Most articles I read seemed to think that the fad of today came from Starbucks, although others say it was brought back to the west by the hippies of the 60s who spent time in India. Be that as it may there is no doubt that chai lattes and chai are now big business in cafés and on your supermarket shelves. Why?


"Chai lattes have taken off because some coffee drinkers were looking for an alternative - a sweet, warm, milky drink without the caffeine overload that they could have as a pick-me-up in the afternoon ... real tea and coffee drinkers aren't opting for chai - it's the people in the middle who drink it and, of course, there are a lot of them." Sydney Morning Herald

They are not healthy though, not at all medicinal like the original chai, because they are often made with powder and syrup - some versions have been shown to have as many as 20 teaspoons of sugar in a cup.


Which isn't to say that you can't make your own, or that some cafés don't make good ones. There actually is no traditional recipe anyway. Although maybe you should use tea leaves, but then again you can buy expensive tea bags which are probably 'authentic'. T2 of course, sells a huge amount of chai mixes - they have at least six different ones and all the equipment you might need, plus a number of recipes for other things you can do with chai including these Portuguese tarts.


Even though there does not seem to be one standard recipe for the chai spice mix, cardamom, cinnamon and ginger seem to be absolutely crucial. The rest seems to be a personal taste thing, though common others were star anise, fennel seeds and black peppercorns.
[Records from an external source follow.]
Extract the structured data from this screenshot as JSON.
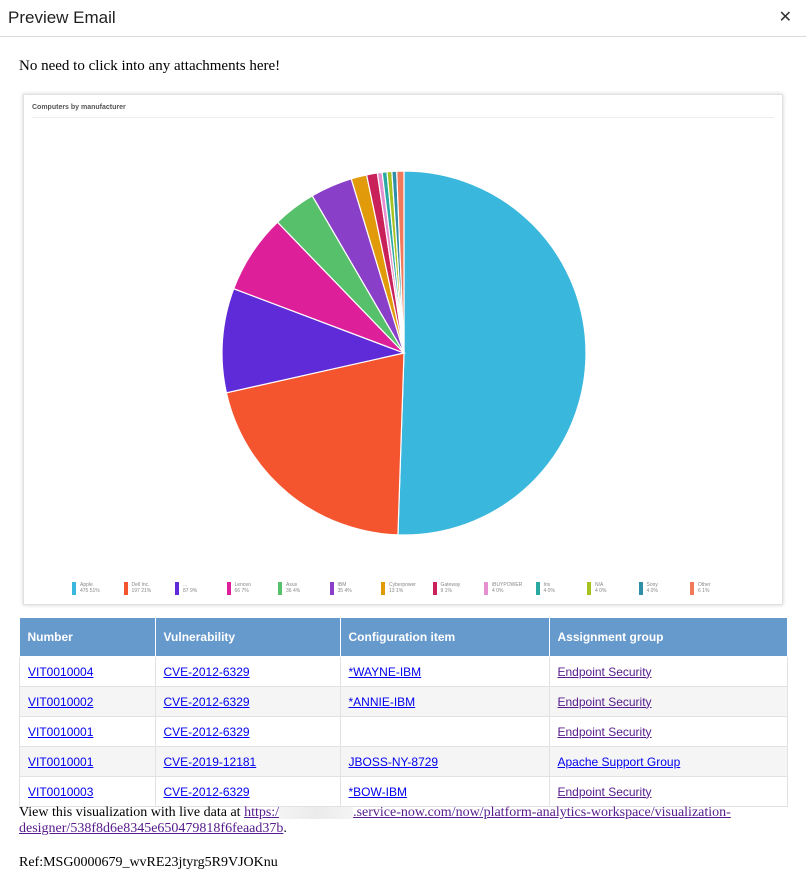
{
  "dialog": {
    "title": "Preview Email",
    "close_icon": "close-icon"
  },
  "intro_text": "No need to click into any attachments here!",
  "chart_data": {
    "type": "pie",
    "title": "Computers by manufacturer",
    "legend_position": "bottom",
    "slices": [
      {
        "name": "Apple",
        "value": 475,
        "percent": "51%",
        "color": "#3ab7dc"
      },
      {
        "name": "Dell Inc.",
        "value": 197,
        "percent": "21%",
        "color": "#f4552e"
      },
      {
        "name": "...",
        "value": 87,
        "percent": "9%",
        "color": "#5f2bd8"
      },
      {
        "name": "Lenovo",
        "value": 66,
        "percent": "7%",
        "color": "#dd1f9a"
      },
      {
        "name": "Asus",
        "value": 36,
        "percent": "4%",
        "color": "#57c06a"
      },
      {
        "name": "IBM",
        "value": 35,
        "percent": "4%",
        "color": "#8a3fc9"
      },
      {
        "name": "Cyberpower",
        "value": 13,
        "percent": "1%",
        "color": "#e09a0a"
      },
      {
        "name": "Gateway",
        "value": 9,
        "percent": "1%",
        "color": "#c9225a"
      },
      {
        "name": "iBUYPOWER",
        "value": 4,
        "percent": "0%",
        "color": "#e58fd0"
      },
      {
        "name": "Iris",
        "value": 4,
        "percent": "0%",
        "color": "#2aa8a2"
      },
      {
        "name": "N/A",
        "value": 4,
        "percent": "0%",
        "color": "#a5c21f"
      },
      {
        "name": "Sony",
        "value": 4,
        "percent": "0%",
        "color": "#2f8fa8"
      },
      {
        "name": "Other",
        "value": 6,
        "percent": "1%",
        "color": "#f07a5a"
      }
    ]
  },
  "table": {
    "headers": [
      "Number",
      "Vulnerability",
      "Configuration item",
      "Assignment group"
    ],
    "rows": [
      {
        "number": "VIT0010004",
        "vulnerability": "CVE-2012-6329",
        "ci": "*WAYNE-IBM",
        "group": "Endpoint Security"
      },
      {
        "number": "VIT0010002",
        "vulnerability": "CVE-2012-6329",
        "ci": "*ANNIE-IBM",
        "group": "Endpoint Security"
      },
      {
        "number": "VIT0010001",
        "vulnerability": "CVE-2012-6329",
        "ci": "",
        "group": "Endpoint Security"
      },
      {
        "number": "VIT0010001",
        "vulnerability": "CVE-2019-12181",
        "ci": "JBOSS-NY-8729",
        "group": "Apache Support Group"
      },
      {
        "number": "VIT0010003",
        "vulnerability": "CVE-2012-6329",
        "ci": "*BOW-IBM",
        "group": "Endpoint Security"
      }
    ]
  },
  "footer": {
    "prefix": "View this visualization with live data at ",
    "link_start": "https:/",
    "link_rest": ".service-now.com/now/platform-analytics-workspace/visualization-designer/538f8d6e8345e650479818f6feaad37b",
    "suffix": "."
  },
  "ref": "Ref:MSG0000679_wvRE23jtyrg5R9VJOKnu"
}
So I turned to Madhur Jaffrey and found that she has two different recipes. Her original recipe is found in Indian Cooking but over the years she modified it because:


“What happens with recipes is that you write them, and within one year, you’re cooking a different way. Now I’m making it this way and it’s easier." Madhur Jaffrey


You can find this recipe and pictures of her demonstrating it on the Food52 website.
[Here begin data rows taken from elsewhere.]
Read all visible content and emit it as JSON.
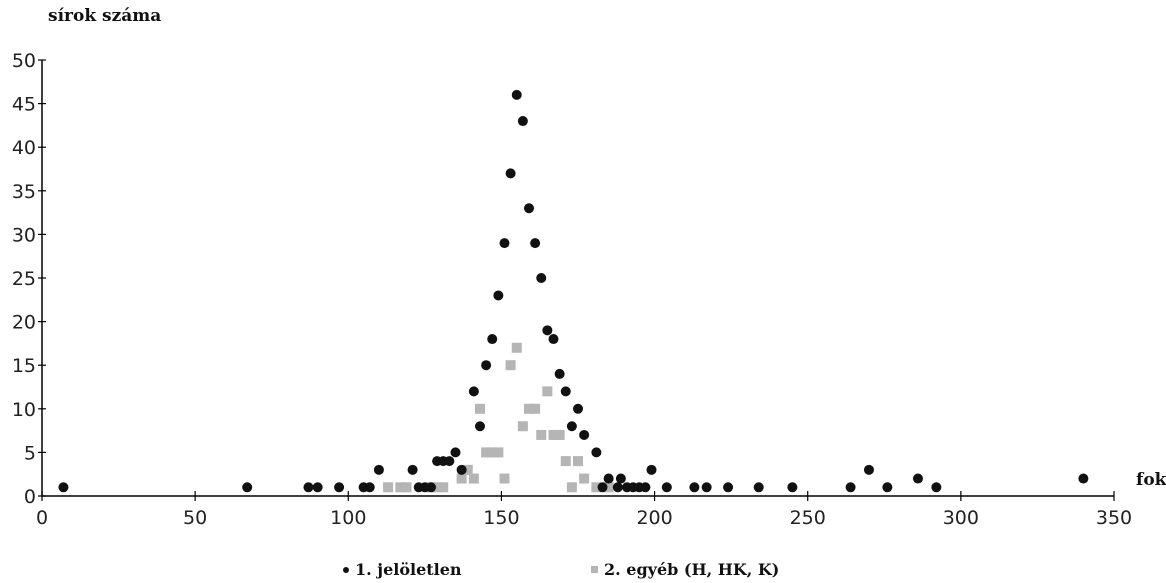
{
  "chart_data": {
    "type": "scatter",
    "ylabel": "sírok száma",
    "xlabel": "fok",
    "xlim": [
      0,
      350
    ],
    "ylim": [
      0,
      50
    ],
    "x_ticks": [
      0,
      50,
      100,
      150,
      200,
      250,
      300,
      350
    ],
    "y_ticks": [
      0,
      5,
      10,
      15,
      20,
      25,
      30,
      35,
      40,
      45,
      50
    ],
    "legend_position": "bottom",
    "series": [
      {
        "name": "1. jelöletlen",
        "marker": "circle",
        "color": "#111111",
        "points": [
          [
            7,
            1
          ],
          [
            67,
            1
          ],
          [
            87,
            1
          ],
          [
            90,
            1
          ],
          [
            97,
            1
          ],
          [
            105,
            1
          ],
          [
            107,
            1
          ],
          [
            110,
            3
          ],
          [
            121,
            3
          ],
          [
            123,
            1
          ],
          [
            125,
            1
          ],
          [
            127,
            1
          ],
          [
            129,
            4
          ],
          [
            131,
            4
          ],
          [
            133,
            4
          ],
          [
            135,
            5
          ],
          [
            137,
            3
          ],
          [
            141,
            12
          ],
          [
            143,
            8
          ],
          [
            145,
            15
          ],
          [
            147,
            18
          ],
          [
            149,
            23
          ],
          [
            151,
            29
          ],
          [
            153,
            37
          ],
          [
            155,
            46
          ],
          [
            157,
            43
          ],
          [
            159,
            33
          ],
          [
            161,
            29
          ],
          [
            163,
            25
          ],
          [
            165,
            19
          ],
          [
            167,
            18
          ],
          [
            169,
            14
          ],
          [
            171,
            12
          ],
          [
            173,
            8
          ],
          [
            175,
            10
          ],
          [
            177,
            7
          ],
          [
            181,
            5
          ],
          [
            183,
            1
          ],
          [
            185,
            2
          ],
          [
            188,
            1
          ],
          [
            189,
            2
          ],
          [
            191,
            1
          ],
          [
            193,
            1
          ],
          [
            195,
            1
          ],
          [
            197,
            1
          ],
          [
            199,
            3
          ],
          [
            204,
            1
          ],
          [
            213,
            1
          ],
          [
            217,
            1
          ],
          [
            224,
            1
          ],
          [
            234,
            1
          ],
          [
            245,
            1
          ],
          [
            264,
            1
          ],
          [
            270,
            3
          ],
          [
            276,
            1
          ],
          [
            286,
            2
          ],
          [
            292,
            1
          ],
          [
            340,
            2
          ]
        ]
      },
      {
        "name": "2. egyéb (H, HK, K)",
        "marker": "square",
        "color": "#b5b5b5",
        "points": [
          [
            113,
            1
          ],
          [
            117,
            1
          ],
          [
            119,
            1
          ],
          [
            127,
            1
          ],
          [
            129,
            1
          ],
          [
            131,
            1
          ],
          [
            137,
            2
          ],
          [
            139,
            3
          ],
          [
            141,
            2
          ],
          [
            143,
            10
          ],
          [
            145,
            5
          ],
          [
            147,
            5
          ],
          [
            149,
            5
          ],
          [
            151,
            2
          ],
          [
            153,
            15
          ],
          [
            155,
            17
          ],
          [
            157,
            8
          ],
          [
            159,
            10
          ],
          [
            161,
            10
          ],
          [
            163,
            7
          ],
          [
            165,
            12
          ],
          [
            167,
            7
          ],
          [
            169,
            7
          ],
          [
            171,
            4
          ],
          [
            173,
            1
          ],
          [
            175,
            4
          ],
          [
            177,
            2
          ],
          [
            181,
            1
          ],
          [
            185,
            1
          ]
        ]
      }
    ]
  }
}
As I said, the spice mix is varied but I should also mention that the milk is also varied. Of course, in cafés you can get it made with all sorts of non-milks - they say soy milk is good, and I think my daughter-in-law used almond milk. But how you introduce that milk is not consistent. Some brew the tea in the milk. Some add hot milk after you have brewed the tea in hot water. Some froth the milk and add it like a latte and then some do not add milk at all. And the amount of milk you use seems to be a personal thing. So it's a true moving feast. One writer on a site called Little Vienna thought that Madhur Jaffrey's original version was great, but added some salt to her mix, which she said made all the difference. And there were fennel seeds and star anise too.
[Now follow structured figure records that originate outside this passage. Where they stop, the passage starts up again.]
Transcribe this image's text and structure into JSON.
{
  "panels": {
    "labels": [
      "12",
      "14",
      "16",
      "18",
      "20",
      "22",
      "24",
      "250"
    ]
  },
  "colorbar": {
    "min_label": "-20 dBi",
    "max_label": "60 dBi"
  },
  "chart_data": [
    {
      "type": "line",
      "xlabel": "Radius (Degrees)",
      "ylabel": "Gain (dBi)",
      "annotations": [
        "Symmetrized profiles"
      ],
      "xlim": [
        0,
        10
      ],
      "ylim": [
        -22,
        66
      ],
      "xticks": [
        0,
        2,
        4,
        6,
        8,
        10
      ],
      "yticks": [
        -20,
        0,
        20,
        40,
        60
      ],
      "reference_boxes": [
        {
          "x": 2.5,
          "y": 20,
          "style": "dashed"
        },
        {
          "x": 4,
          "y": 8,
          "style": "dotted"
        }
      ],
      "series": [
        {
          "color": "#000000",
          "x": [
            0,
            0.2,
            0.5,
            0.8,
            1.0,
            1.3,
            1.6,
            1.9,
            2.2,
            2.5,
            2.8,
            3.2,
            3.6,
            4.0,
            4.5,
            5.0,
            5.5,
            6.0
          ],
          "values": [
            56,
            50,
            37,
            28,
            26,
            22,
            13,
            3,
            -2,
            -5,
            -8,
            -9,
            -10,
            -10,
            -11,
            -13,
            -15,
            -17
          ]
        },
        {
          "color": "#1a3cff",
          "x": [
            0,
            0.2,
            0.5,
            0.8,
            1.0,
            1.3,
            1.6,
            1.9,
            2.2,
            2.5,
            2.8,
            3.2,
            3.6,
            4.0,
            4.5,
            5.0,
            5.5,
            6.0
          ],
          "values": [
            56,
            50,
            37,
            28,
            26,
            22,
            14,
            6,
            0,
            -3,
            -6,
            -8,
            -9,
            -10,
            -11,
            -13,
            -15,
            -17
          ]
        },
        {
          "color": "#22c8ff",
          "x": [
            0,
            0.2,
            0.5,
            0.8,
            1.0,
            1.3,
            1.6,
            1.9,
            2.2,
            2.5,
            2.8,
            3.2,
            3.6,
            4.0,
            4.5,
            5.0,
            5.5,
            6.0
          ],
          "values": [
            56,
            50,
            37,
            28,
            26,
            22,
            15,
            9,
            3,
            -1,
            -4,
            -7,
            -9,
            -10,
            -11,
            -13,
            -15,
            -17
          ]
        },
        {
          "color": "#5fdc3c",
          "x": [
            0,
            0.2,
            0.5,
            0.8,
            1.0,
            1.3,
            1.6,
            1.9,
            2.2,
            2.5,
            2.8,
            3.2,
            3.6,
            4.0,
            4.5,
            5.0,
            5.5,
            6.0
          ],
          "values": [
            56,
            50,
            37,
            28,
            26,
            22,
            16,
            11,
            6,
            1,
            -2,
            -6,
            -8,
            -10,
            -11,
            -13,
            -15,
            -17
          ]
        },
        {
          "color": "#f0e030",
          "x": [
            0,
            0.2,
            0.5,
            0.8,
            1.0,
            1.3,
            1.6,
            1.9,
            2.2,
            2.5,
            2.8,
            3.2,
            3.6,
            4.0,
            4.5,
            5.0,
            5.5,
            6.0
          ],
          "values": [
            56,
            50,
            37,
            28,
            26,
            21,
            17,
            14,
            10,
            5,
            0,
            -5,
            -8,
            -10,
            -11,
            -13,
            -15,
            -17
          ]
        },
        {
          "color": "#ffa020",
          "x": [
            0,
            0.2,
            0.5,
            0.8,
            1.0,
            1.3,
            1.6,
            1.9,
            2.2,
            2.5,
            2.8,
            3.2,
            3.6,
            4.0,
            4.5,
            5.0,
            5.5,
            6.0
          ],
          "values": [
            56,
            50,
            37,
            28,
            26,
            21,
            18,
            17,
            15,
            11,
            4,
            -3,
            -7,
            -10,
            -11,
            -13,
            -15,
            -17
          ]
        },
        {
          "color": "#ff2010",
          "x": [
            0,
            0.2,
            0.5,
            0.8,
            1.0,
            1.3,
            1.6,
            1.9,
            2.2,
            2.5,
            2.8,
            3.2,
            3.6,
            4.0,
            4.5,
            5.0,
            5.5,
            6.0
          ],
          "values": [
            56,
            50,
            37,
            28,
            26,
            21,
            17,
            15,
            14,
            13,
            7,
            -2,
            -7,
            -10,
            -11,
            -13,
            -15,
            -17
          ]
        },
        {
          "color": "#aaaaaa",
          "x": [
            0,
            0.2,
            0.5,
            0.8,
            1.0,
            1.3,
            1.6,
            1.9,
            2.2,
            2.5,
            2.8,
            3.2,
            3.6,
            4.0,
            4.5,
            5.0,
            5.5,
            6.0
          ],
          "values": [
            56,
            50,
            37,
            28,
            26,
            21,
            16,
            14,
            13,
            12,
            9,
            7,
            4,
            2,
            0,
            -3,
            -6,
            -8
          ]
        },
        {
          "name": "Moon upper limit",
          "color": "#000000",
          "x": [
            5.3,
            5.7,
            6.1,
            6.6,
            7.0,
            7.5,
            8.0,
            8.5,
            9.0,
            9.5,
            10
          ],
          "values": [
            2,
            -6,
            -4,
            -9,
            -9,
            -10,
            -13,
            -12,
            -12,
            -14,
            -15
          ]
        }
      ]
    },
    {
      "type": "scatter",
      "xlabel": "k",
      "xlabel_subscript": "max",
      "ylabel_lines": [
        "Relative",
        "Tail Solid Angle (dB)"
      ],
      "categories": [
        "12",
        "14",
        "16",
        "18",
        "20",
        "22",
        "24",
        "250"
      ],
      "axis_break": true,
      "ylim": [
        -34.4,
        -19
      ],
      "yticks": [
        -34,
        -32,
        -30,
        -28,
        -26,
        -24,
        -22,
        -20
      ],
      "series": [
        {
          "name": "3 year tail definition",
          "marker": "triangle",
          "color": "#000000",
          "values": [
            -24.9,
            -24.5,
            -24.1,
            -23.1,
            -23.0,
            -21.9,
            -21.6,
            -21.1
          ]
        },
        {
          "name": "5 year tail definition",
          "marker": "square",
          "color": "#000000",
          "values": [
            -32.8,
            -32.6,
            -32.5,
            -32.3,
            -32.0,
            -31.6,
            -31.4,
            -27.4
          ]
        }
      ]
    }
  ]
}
Then there are the recipes and the products. Coles has at least two cereal mixes that contain chai flavouring whatever that means. As for recipes - they seem to be mostly centred either on breakfast stuff, like porridge and pancakes, or desserts. Greatist has 21 recipes that show the type of thing on offer, and I'm sure you could find more.


So it's really a bit hard to say what chai is. Is it just tea? Is it an actual drink? Or is it a spice mix that you can more or less make up yourself - as long as you include the tea, the ginger, cardamom and cinnamon, and then do whatever you like with it. Sugar - well the general opinion does seem to be for sweet, but how much is probably a personal taste thing - and yes some use honey instead - but you would just have to stir that in at the end.


Personally I don't like tea. Well not the kind of black tea that is used for chai. The occasional Earl Grey or Jasmine, maybe - something really light - but not tea. So I don't think I'm going to be trying it out. And yes you can get Chai perfumes too. Now I do like Green Tea perfume although I suspect the Chai variety might be too spicy for me.